Hi @fireman777, thanks for reporting. Can you try turning on the daemon debug logs (see https://docs.docker.com/config/daemon/logs/#enable-debugging) and paste the log lines about DNS stuff written around the time resolution starts failing please?

fireman777 commented 4 months ago

Hi @fireman777, thanks for reporting. Can you try turning on the daemon debug logs (see https://docs.docker.com/config/daemon/logs/#enable-debugging) and paste the log lines about DNS stuff written around the time resolution starts failing please?
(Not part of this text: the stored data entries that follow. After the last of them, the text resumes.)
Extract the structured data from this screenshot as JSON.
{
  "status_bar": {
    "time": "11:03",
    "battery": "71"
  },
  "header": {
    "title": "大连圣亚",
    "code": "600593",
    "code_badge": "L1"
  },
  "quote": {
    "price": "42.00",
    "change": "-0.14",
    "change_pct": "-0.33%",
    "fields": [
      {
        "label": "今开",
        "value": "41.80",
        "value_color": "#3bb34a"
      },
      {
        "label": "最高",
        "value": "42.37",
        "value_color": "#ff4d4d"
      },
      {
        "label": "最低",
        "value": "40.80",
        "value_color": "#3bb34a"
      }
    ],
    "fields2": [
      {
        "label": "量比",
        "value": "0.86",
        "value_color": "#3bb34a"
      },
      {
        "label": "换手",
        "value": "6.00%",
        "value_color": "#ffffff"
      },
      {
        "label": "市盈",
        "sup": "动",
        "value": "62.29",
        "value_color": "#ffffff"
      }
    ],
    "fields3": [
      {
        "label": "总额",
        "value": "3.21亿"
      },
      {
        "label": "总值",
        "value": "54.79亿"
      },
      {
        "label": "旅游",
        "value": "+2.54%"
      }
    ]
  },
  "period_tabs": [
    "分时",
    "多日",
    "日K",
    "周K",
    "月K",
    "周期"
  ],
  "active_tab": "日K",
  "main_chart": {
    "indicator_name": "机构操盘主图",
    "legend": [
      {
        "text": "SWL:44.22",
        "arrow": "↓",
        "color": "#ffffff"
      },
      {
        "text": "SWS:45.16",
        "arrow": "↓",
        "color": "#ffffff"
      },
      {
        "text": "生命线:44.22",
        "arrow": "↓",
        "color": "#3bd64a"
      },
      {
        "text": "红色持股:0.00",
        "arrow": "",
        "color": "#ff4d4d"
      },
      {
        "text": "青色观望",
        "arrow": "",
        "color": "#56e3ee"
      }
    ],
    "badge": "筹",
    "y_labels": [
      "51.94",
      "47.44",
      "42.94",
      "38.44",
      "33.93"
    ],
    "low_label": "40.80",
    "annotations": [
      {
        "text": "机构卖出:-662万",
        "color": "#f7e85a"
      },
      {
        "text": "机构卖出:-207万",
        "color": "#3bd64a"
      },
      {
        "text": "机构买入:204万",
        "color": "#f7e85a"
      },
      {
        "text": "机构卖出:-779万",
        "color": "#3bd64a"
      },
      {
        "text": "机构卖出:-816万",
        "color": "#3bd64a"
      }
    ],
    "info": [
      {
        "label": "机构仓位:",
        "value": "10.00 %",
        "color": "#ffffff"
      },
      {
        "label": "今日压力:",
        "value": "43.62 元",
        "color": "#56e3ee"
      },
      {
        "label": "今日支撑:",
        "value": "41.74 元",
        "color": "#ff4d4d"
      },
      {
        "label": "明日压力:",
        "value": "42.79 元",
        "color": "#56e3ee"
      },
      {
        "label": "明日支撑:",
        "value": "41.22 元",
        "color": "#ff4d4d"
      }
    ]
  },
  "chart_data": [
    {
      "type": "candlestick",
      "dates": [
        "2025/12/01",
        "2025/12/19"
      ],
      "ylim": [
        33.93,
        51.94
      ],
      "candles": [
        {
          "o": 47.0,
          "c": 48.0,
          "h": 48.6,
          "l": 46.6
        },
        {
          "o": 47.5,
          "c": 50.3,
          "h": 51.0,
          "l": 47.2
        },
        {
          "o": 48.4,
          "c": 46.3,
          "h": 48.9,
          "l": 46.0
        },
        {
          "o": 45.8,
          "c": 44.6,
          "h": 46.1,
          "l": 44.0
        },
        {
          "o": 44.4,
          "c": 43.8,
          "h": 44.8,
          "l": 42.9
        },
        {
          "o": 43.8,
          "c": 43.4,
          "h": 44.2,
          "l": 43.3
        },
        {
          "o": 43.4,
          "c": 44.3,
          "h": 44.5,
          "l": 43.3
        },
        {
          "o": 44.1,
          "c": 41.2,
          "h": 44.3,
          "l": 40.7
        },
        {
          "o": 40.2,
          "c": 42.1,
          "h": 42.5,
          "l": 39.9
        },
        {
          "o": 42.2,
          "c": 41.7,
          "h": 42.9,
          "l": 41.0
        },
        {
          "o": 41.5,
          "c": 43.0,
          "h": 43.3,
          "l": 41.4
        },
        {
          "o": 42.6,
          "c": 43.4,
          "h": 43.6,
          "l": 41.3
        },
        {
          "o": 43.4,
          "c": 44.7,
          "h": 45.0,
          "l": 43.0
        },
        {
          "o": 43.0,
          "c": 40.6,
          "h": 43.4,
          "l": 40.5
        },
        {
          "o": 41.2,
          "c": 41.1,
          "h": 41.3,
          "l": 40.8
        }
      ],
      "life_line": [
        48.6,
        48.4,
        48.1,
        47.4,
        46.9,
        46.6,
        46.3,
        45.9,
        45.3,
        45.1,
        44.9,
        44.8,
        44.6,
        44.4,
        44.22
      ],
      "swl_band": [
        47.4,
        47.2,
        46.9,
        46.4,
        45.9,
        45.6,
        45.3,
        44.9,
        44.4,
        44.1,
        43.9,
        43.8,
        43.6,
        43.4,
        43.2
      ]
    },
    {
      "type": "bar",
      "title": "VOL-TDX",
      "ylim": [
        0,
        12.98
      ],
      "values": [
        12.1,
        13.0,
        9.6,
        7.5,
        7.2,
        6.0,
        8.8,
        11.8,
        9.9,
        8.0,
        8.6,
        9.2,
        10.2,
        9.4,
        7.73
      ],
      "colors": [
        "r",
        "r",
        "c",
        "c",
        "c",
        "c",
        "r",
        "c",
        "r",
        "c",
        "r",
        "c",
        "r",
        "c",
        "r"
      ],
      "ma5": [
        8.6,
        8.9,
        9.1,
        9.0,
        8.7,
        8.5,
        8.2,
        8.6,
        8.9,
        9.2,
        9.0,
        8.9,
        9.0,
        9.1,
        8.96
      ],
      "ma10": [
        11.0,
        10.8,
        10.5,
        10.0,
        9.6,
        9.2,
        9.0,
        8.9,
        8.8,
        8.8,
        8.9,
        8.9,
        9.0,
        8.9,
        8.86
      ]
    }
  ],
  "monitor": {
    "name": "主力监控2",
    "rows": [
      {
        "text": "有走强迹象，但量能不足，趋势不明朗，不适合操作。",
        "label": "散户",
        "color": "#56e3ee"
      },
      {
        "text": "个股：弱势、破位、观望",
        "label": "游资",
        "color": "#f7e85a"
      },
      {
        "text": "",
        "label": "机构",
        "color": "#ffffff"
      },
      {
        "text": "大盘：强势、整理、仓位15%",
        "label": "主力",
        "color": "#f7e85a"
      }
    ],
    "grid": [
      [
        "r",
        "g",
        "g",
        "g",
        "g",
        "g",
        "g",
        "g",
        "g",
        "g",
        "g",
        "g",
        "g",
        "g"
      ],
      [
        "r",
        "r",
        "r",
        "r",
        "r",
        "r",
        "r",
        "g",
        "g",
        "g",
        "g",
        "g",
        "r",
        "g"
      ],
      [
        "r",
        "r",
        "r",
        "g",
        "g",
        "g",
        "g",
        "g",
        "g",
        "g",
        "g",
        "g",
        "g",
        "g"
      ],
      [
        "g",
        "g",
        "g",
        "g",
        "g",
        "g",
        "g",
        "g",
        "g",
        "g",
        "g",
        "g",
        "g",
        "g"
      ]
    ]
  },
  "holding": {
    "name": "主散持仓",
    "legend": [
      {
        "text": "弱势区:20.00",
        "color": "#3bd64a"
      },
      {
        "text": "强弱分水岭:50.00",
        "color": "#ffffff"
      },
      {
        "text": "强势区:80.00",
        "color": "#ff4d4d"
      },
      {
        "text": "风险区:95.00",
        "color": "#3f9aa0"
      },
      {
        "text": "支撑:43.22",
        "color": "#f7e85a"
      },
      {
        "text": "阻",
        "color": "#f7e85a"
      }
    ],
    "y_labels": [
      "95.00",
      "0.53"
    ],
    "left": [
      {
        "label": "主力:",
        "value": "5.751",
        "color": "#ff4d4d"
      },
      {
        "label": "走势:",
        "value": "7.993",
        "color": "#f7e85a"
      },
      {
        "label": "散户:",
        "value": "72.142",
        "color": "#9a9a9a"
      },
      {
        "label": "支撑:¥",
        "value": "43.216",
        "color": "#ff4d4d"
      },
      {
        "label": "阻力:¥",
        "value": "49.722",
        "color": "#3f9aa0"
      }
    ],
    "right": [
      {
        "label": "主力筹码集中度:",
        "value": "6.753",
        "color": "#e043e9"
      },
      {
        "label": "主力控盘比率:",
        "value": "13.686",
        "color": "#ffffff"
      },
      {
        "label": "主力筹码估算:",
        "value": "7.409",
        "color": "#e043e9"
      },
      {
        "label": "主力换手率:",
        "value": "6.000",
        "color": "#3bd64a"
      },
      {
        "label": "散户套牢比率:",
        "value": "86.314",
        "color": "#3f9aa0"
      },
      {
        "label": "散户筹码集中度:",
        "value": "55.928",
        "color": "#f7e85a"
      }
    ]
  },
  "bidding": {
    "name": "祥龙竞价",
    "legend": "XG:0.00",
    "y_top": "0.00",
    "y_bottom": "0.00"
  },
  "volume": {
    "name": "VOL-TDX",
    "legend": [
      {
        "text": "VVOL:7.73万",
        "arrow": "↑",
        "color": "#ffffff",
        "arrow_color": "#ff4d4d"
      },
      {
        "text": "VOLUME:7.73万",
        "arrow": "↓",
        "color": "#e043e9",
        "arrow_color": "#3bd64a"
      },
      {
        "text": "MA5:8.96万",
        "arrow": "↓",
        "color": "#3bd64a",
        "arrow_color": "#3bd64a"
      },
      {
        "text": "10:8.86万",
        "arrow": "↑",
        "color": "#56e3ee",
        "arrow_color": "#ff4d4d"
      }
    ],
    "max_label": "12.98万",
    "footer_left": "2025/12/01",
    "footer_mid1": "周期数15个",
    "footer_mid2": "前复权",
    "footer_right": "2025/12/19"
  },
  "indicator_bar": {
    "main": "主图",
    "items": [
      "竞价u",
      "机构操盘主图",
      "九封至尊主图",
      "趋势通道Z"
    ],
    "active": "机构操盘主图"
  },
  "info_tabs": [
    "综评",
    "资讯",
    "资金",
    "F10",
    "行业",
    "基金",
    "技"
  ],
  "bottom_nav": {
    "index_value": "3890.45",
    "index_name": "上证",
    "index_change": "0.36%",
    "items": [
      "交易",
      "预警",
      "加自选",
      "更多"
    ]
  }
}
Hi @akerouanton, thanks for the response. Here is an attached file with docker logs. It's not in debug mode, because if I enable this mode, I should restart Docker container and after this the issue dissappers. docker_logs.txt

thaJeztah commented 4 months ago

Logs seem to indicate that the docker internal DNS is unable to connect to the DNS server(s) configured on the host;

[resolver] failed to query DNS server: 10.115.11.146:53, query: ;webproxy.hzl.mgmt.services.\tIN\t A" error="read udp 172.19.0.2:46361->10.115.11.146:53: i/o timeout
[resolver] failed to query DNS server: 10.44.139.225:53, query: ;webproxy.hzl.mgmt.services.\tIN\t A" error="read udp 172.19.0.2:53991->10.44.139.225:53: i/o timeout
fireman777 commented 4 months ago

Yes, @thaJeztah, the problem with the network doesn't allow us to resolve names. I can't ping any host from the container (previously I could do it). After the docker service restarts it disappears for some time.

akerouanton commented 4 months ago

@fireman777 Can you paste the output of docker network inspect for your network please?

fireman777 commented 4 months ago

Yes, sure (file is attached). network_inspect.txt Label "com.docker.compose.version": "1.29.2" still has a version of a previous version, but I don't think it's critical, since previously (before docker update) the problem was the same. We updated docker/docker compose to fix this problem, but it didn't help.

fireman777 commented 4 months ago

I've started docker in debug logging mode and restarted it. As soon as docker will face network connectivity issue, I'll add debug logs.